Special bivouac amateur bouillon danger must have Sahara easily Groener arms impossible.
FELIX.
"I see," nodded Coquenil; "it ought to be an easy cipher. We must look up Dubois," and he put the paper in his pocket. "Better go in now and locate this fellow. Look over the two courtyards, have a word with the doorkeepers, see if he really went into the hairdresser's; if not, find out where he did go. Tell our men at the other exits not to let a yellow dog slip past without sizing it up for Groener."
"I'll tell 'em," grinned the old man, and he slouched away.
For five minutes Coquenil waited at the Place de la Madeleine exit and it seemed a long time. Two ladies arrived in carriages and passed inside quickly with exaggerated self-possession. A couple came down the stairs smiling and separated coldly at the door. Then a man came out alone, and the detective's eyes bored into him. It wasn't Groener.

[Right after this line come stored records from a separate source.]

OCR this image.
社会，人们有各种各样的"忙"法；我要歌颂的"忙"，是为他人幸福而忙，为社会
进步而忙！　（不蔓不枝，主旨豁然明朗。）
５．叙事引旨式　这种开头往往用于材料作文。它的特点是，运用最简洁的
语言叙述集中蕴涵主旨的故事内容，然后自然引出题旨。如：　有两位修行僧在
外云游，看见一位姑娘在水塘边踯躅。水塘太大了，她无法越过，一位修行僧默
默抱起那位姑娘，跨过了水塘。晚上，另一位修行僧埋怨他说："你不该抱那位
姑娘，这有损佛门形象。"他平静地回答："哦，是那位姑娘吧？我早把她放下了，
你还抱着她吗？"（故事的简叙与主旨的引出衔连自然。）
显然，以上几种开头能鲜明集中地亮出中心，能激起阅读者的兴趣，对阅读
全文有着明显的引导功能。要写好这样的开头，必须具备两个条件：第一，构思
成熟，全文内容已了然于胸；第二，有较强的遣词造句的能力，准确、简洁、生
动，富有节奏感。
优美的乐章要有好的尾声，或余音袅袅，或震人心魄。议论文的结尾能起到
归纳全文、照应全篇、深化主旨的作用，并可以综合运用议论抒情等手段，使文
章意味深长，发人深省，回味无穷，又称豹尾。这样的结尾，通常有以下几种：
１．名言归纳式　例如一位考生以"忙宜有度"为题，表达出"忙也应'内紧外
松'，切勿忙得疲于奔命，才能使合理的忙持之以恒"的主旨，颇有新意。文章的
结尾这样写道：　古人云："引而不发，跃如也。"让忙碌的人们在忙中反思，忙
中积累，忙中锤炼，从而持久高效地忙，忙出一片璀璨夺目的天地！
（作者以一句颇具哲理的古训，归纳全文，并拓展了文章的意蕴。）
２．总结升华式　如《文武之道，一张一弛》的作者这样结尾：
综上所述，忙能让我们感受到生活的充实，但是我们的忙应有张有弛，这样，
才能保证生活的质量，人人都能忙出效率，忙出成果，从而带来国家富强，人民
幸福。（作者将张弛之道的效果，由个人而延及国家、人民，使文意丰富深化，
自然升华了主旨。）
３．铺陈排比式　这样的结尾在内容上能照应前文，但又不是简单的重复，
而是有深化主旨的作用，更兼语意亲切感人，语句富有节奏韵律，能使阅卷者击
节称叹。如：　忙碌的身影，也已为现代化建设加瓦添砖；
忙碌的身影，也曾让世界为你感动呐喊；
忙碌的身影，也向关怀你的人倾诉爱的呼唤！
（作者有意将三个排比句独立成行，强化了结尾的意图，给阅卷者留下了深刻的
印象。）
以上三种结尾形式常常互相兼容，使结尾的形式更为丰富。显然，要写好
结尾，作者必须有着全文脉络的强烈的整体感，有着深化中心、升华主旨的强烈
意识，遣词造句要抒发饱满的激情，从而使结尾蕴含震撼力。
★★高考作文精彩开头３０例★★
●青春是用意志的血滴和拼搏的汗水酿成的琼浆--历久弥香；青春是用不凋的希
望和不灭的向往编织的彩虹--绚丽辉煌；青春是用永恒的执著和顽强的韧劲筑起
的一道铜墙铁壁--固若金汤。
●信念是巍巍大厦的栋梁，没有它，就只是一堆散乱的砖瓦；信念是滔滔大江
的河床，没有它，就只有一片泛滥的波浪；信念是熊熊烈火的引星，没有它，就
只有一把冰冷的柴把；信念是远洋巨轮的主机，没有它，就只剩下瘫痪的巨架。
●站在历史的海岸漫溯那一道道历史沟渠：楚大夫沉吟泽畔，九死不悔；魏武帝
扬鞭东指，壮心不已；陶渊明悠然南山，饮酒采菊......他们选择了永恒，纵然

Finally, Tignol returned and reported all well at the other exits; no one had gone out who could possibly be the wood carver. Groener had not been near the hairdresser; he had gone straight through into the second courtyard, and from there he had hurried up the main stairway.
"The one that leads to Madam Cecile's?" questioned M. Paul.
"Yes, but Cecile has only two floors. There are two more above hers."
"You think he went higher up?"
"I'm sure he did, for I spoke to Cecile herself. She wouldn't dare lie to me, and she says she has seen no such man as Groener."
"Then he's in one of the upper apartments now?"